Fire is a rare but potentially devastating complication of defibrillation attempts.1–3 Despite the severe consequences of patient fires, this risk is not mentioned in standard critical care4,5 or cardiology textbooks,6,7 presumably because of the paucity of clinical reports.1,8,9 We present a case of a fire ignited by a defibrillation attempt in a 10-day-old infant, and discuss the contributing factors and recommended preventive measures. To our knowledge, this represents the first such report in an infant or child.


    CASE REPORT
 
The patient was a term newborn with a type II truncus arteriosus. Surgical correction on day 10 of life was complicated by myocardial ischemia attributable to an anomalous descending coronary artery that was severed during the surgery.
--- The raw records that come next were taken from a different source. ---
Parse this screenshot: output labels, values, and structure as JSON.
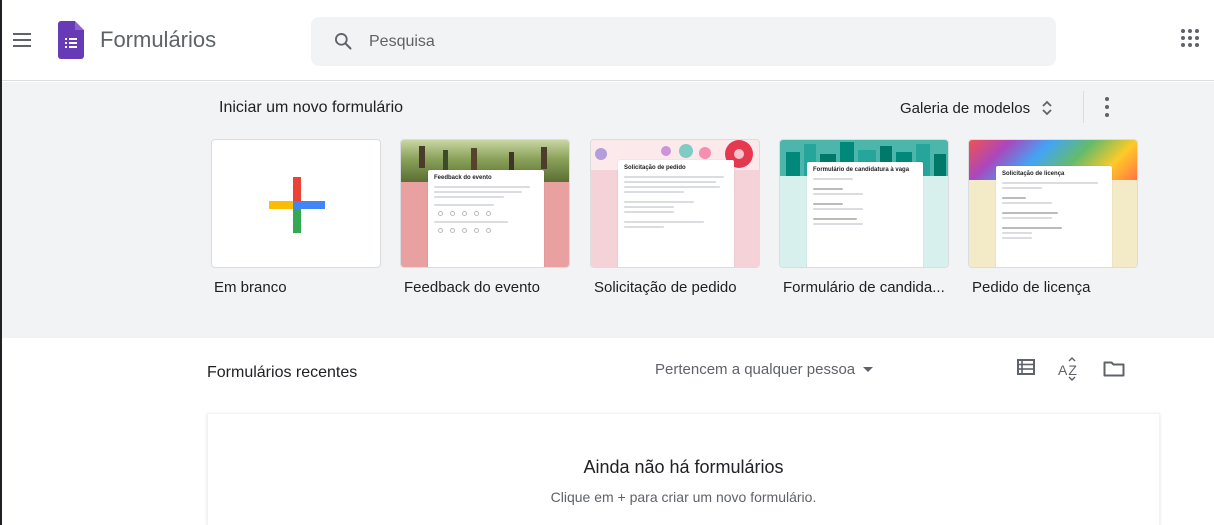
{
  "header": {
    "app_title": "Formulários",
    "search": {
      "placeholder": "Pesquisa",
      "value": ""
    }
  },
  "templates": {
    "section_title": "Iniciar um novo formulário",
    "gallery_label": "Galeria de modelos",
    "items": [
      {
        "label": "Em branco"
      },
      {
        "label": "Feedback do evento",
        "thumb_heading": "Feedback do evento",
        "color": "#e57373"
      },
      {
        "label": "Solicitação de pedido",
        "thumb_heading": "Solicitação de pedido",
        "color": "#f8bbd0"
      },
      {
        "label": "Formulário de candida...",
        "thumb_heading": "Formulário de candidatura à vaga",
        "color": "#26a69a"
      },
      {
        "label": "Pedido de licença",
        "thumb_heading": "Solicitação de licença",
        "color": "#f0e6b8"
      }
    ]
  },
  "recent": {
    "title": "Formulários recentes",
    "owner_filter": "Pertencem a qualquer pessoa",
    "sort_label": "AZ",
    "empty_title": "Ainda não há formulários",
    "empty_subtitle": "Clique em + para criar um novo formulário."
  },
  "colors": {
    "forms_purple": "#673ab7",
    "background_gray": "#f1f3f4",
    "google_red": "#ea4335",
    "google_blue": "#4285f4",
    "google_yellow": "#fbbc04",
    "google_green": "#34a853"
  },
  "icons": [
    "hamburger-menu-icon",
    "forms-logo-icon",
    "search-icon",
    "apps-grid-icon",
    "sort-arrows-icon",
    "more-vert-icon",
    "plus-icon",
    "list-view-icon",
    "sort-az-icon",
    "folder-icon"
  ]
}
Following the repair, the chest was left open and the median sternotomy was covered with a Gore-Tex tissue patch. She returned to the pediatric intensive care unit in an infant warmer and required high ventilator settings including fraction of inspired oxygen of 1.0, positive end-expiratory pressure of 12 cm H2O, tidal volume of 80 mL, and a respiratory rate of 20 breaths per minute. She was also provided with considerable inotropic support including epinephrine, dopamine, and dobutamine infusions. Inhaled nitric oxide was initiated for pulmonary hypertension.